Thursday, February 5, 2009

Tenth avenue freeze out

Maybe it’s the 19 degree weather outside that’s making me think about the day my brother and I took this picture. Here we are 13 months ago (a zebra’s gestation period!) drinking beer at the fanciest hotel in Niamey, Niger.

It was so hot that day it took us til sunset to leave my brother’s apartment, where we could walk barefoot over the cool tile floors and read our books in rooms almost too dark to see the pages and fall in and out of sleep with no one to nag that we were late for work or school or plans we’d made with friends.

We drove to the hotel at dusk out of lazy guilt, and the trees that lined the street looked ornamented with black plastic bags, like it was a trash holiday we were heading to the hotel to celebrate! On the terrace where we drank, we could look over the dirty river as the city’s sewage floated past us, camouflaged by the murkiness of the water itself. And there was the bridge too, just to our left, connecting the half of the city with a hospital to the half of the city without one. Poor city planning for the days like yesterday, when a camel got pounded by a Peugeot and bridge traffic wound its way miles down the main road for hours. On the bank of the river men unloaded a pirogue full of watermelons by passing each down a line of ten. I’d like to do that job, I think.
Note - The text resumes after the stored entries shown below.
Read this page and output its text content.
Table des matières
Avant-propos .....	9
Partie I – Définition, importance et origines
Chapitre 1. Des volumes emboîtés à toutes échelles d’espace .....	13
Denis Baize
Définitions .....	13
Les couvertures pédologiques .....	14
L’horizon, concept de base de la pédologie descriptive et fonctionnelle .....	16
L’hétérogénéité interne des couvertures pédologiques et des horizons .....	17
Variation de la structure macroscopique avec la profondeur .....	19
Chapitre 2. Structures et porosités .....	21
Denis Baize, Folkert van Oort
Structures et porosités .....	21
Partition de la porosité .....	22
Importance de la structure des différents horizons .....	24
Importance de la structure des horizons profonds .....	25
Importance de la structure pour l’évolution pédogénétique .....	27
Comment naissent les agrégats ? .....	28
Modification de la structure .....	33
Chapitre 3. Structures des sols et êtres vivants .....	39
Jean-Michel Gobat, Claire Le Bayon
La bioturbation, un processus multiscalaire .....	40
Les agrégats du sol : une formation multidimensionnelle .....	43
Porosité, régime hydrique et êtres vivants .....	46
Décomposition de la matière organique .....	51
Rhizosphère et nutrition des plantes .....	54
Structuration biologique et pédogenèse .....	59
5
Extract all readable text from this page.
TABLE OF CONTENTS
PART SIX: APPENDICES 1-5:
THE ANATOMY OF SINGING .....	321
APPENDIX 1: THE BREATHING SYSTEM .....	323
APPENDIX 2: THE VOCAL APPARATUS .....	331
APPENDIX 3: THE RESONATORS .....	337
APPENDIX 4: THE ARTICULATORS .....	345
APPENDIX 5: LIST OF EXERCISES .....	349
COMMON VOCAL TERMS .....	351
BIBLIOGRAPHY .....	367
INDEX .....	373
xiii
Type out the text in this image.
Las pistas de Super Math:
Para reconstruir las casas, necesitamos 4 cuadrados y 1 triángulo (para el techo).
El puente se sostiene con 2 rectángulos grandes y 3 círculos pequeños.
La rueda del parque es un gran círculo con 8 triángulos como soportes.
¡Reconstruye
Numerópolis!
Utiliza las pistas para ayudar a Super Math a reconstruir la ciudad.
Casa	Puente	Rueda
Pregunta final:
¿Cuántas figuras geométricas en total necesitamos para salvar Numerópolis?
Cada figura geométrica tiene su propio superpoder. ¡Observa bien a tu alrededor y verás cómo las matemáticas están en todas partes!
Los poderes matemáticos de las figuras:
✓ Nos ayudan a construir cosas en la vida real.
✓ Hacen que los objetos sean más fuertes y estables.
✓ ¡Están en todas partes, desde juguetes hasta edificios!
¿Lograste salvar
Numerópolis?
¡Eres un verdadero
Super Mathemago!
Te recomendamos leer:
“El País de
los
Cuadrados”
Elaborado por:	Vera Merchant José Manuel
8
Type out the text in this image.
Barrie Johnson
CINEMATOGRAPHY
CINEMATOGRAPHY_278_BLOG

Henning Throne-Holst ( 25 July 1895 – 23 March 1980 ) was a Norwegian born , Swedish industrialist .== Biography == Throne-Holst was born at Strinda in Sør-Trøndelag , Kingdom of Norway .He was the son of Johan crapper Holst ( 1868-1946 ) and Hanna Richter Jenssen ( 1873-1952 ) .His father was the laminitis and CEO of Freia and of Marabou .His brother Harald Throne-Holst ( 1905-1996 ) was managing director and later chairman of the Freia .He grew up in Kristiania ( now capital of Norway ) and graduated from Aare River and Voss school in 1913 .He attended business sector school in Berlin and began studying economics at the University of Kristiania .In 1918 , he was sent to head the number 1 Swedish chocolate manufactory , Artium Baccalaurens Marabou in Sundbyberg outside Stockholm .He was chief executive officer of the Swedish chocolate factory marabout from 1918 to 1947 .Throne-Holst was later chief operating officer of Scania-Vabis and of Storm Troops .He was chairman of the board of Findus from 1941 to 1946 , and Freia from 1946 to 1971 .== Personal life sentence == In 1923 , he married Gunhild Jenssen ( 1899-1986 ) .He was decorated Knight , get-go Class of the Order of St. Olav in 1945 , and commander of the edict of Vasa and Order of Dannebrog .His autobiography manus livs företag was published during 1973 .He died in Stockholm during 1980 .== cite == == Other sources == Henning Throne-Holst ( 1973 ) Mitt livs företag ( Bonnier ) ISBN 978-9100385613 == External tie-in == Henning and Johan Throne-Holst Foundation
There’s a reason to drink beer on the hotel terrace right at dusk. At first you think those are birds cutting the sunset’s pinks and oranges with contrails of high-pitched sound. Screeching sound. But if you’re there with your brother, who could tell you where in Naimey to buy a bottle of whiskey or swim in a pool or see the street kid with elephantitis, you know better. Those are bats! The ones sleeping in the trees on our drive over, disguising themselves as third world waste. First there are not even so many as to make you notice them. Then there are more. Then so many cloak the setting sun it’s like you’re staring at a candle through a hole in your sweater. By the time they thin out, it’s dark all around. As if the bats gobbled up the sunlight like a rotting piece of fruit.

Today, even though the sky is clear and blue there are no birds on telephone wires. Dogs wear coats and shoes to pee outside. Too cold for bats today. Too cold for newborn zebras.

1 comment:

  1. This is awesome. BTW, there are hospitals on both sides of the river.